Failure
Failure means not achieving what you set out to do. But how you interpret failure changes everything. Learn its meaning, the difference between failure and setback, and how to use this word wisely.
Simple meaning
Failure means not achieving what you intended — an outcome that did not go as planned.
Detailed meaning
Failure is one of the most emotionally charged words in any language. We are taught to avoid it, fear it, and hide it. But what makes failure useful — or damaging — is not the event itself. It is the interpretation.
Researchers on growth mindset (notably Carol Dweck) show that people who treat failure as information — "what did not work?" — learn faster and recover more quickly than those who treat it as a verdict on their worth.
Failure is also different from a setback or a mistake:
- A mistake is an error in judgment or execution — usually smaller and correctable.
- A setback is something that slows or delays progress — often external.
- A failure is a larger, more significant outcome that did not match the intention.
Word forms:
- Failure (noun) — the outcome: "a learning failure"
- Fail (verb) — to not succeed: "He failed the test."
- Failed (adjective) — describes something that did not succeed: "a failed attempt"
- Failing (noun) — a personal weakness or shortcoming: "honesty about one's failings"
Common phrases:
- "Fear of failure" — the anxiety that stops people from trying
- "Learn from failure" — to extract useful information from what went wrong
- "Failure is not the opposite of success — it is part of it" — a reframe widely attributed to Arianna Huffington
- "Epic fail" — informal, for a spectacular or embarrassing failure
Where to use it
- Personal growth — "Every expert was once a beginner who failed repeatedly — and kept going anyway."
- Business and innovation — "The company ran small experiments, accepting failure as the cost of learning fast."
- Everyday conversation — "The recipe was a complete failure — but we laughed about it and ordered pizza."
Where not to use it
Be careful about applying failure to people rather than outcomes. Saying "he is a failure" is an attack on identity. Saying "this attempt failed" is a description of an outcome. The distinction matters enormously — one closes doors, the other opens the possibility of trying again.
5 example sentences
- The first pancake is almost always a failure — and most experienced cooks expect it to be. That is how you calibrate the pan.

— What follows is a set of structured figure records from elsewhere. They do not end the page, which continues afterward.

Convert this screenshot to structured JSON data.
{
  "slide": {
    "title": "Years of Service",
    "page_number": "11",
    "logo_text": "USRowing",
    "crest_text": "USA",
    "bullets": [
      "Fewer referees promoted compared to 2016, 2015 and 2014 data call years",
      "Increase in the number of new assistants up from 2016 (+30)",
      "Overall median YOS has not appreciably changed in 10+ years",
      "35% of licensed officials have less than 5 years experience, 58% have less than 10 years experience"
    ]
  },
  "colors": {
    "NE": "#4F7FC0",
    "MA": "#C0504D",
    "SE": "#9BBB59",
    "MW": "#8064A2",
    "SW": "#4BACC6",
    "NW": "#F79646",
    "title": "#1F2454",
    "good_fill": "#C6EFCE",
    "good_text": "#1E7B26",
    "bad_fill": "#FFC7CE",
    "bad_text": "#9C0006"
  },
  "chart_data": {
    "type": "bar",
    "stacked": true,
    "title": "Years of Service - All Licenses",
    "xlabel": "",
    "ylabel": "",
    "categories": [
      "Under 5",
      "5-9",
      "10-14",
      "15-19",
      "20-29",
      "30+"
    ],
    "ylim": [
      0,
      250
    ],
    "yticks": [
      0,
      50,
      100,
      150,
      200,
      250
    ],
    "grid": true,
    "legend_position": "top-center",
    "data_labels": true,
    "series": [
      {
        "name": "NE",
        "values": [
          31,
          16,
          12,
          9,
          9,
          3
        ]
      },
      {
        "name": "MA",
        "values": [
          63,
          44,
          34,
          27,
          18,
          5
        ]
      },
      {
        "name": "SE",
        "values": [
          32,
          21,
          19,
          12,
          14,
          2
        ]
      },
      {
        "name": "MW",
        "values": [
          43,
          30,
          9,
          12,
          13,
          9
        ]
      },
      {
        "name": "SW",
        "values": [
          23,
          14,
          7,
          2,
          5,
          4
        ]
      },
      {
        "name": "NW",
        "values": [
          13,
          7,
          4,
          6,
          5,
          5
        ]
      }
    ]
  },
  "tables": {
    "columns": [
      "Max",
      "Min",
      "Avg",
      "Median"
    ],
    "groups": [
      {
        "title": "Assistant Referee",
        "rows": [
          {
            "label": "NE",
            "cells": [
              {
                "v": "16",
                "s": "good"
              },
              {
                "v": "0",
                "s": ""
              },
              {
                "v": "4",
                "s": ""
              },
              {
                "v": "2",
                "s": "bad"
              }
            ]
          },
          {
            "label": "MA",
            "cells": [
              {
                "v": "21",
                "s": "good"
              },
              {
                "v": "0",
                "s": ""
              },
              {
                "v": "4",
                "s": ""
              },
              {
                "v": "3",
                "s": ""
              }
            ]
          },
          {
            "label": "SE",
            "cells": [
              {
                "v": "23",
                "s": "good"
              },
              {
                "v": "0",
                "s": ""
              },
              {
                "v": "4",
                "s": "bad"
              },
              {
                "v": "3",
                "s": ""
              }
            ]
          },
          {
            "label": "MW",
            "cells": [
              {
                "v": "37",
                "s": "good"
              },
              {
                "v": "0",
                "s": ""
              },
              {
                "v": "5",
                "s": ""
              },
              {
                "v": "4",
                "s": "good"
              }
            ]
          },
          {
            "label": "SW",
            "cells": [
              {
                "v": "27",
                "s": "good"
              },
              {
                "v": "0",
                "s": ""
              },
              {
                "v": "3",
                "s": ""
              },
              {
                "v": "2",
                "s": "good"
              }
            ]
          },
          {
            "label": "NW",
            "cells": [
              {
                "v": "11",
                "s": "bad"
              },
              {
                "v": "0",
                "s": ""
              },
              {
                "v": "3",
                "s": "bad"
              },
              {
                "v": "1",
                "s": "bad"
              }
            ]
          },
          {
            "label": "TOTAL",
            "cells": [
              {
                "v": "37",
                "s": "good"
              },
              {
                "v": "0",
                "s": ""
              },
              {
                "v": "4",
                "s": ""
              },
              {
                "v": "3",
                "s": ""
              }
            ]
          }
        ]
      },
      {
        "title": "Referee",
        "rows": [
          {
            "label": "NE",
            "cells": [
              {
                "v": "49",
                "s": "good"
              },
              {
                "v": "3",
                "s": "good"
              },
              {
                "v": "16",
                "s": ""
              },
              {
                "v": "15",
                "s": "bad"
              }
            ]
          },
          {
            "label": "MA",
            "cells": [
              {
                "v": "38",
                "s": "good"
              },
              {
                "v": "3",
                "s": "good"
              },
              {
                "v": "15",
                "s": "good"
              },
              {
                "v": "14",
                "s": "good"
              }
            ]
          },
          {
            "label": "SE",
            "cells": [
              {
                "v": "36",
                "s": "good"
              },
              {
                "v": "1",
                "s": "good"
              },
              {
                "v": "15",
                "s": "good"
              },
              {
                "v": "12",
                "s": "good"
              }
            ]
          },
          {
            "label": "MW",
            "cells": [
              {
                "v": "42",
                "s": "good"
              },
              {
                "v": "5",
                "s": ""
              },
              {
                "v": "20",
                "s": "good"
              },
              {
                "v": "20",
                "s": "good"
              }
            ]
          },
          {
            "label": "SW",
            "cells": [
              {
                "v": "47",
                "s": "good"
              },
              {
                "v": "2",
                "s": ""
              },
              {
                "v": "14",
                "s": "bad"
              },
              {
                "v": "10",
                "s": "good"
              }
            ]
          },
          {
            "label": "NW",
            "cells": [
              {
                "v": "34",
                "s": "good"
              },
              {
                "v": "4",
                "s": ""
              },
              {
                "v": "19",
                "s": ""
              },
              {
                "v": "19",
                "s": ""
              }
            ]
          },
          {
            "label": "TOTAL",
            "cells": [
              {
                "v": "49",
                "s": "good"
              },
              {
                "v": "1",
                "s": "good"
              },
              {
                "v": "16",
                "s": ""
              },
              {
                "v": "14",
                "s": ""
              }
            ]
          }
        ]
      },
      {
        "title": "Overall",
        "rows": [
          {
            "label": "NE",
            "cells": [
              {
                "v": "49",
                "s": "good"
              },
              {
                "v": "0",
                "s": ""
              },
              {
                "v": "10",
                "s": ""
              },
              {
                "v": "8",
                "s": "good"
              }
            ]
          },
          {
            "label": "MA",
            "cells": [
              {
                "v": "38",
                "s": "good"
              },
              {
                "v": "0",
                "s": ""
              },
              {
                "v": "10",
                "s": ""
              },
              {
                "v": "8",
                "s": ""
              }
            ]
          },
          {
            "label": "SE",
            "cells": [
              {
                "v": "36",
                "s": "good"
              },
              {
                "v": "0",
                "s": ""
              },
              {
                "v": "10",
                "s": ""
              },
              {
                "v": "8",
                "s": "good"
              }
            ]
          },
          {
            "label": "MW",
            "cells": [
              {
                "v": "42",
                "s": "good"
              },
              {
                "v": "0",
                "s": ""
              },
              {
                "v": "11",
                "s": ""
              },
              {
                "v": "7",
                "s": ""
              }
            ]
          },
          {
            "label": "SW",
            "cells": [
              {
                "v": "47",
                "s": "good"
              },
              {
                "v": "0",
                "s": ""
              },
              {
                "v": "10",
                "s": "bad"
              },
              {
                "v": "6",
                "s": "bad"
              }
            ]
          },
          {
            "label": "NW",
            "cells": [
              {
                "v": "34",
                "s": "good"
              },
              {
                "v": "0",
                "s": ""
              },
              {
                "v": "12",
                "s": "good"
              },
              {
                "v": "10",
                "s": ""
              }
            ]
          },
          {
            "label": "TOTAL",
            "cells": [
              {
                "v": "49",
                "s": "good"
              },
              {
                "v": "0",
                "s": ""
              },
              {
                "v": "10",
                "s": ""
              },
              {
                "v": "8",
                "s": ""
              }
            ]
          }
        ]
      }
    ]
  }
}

- Her fear of failure had kept her from starting for three years. When she finally started and failed, she realised the fear was far worse than the reality.
- The campaign was a failure by the numbers — but the lessons from it shaped the strategy that succeeded the following year.
- A good mentor helps you distinguish between a failing (a personal pattern to address) and a failure (a specific outcome to learn from).
- "Failure is simply the opportunity to begin again, this time more intelligently," said Henry Ford — and the engineers who built on failed prototypes proved him right.
Common mistakes
Similar & opposite words
Similar (synonyms)
Opposite (antonyms)
Memory trick
A short story to remember it
She applied for twenty-three jobs over eight months.
Twenty-two rejections.
Her friends called it a failure. She called it data.
She kept a notebook. What had each rejection taught her? Where were the gaps? What had the interviewers responded to, and what had landed flat?
By application twenty-three, she knew the role better than most of the interviewers. She got the offer.
Later, someone asked what had made the difference.
"Twenty-two failures," she said without hesitation. "Without them, I would not have known what I was doing."
"Failure is not the enemy of success. It is often the most direct path to it."
Practice quiz
Q1What is the most useful way to interpret failure?
Summary
Failure is an outcome that did not go as planned — a result that fell short of the intention. The verb is fail; the adjective is failed; a personal weakness is called a failing. How you interpret failure determines its impact: as a verdict (harmful) or as information (useful). Apply failure to outcomes, not people — the distinction between "this attempt failed" and "you are a failure" is vast. Key phrases: "fear of failure," "learn from failure," "failed attempt."
Think of one recent failure. Write down one specific thing it taught you. Then write down one small change you will make because of it. That is how failure becomes useful.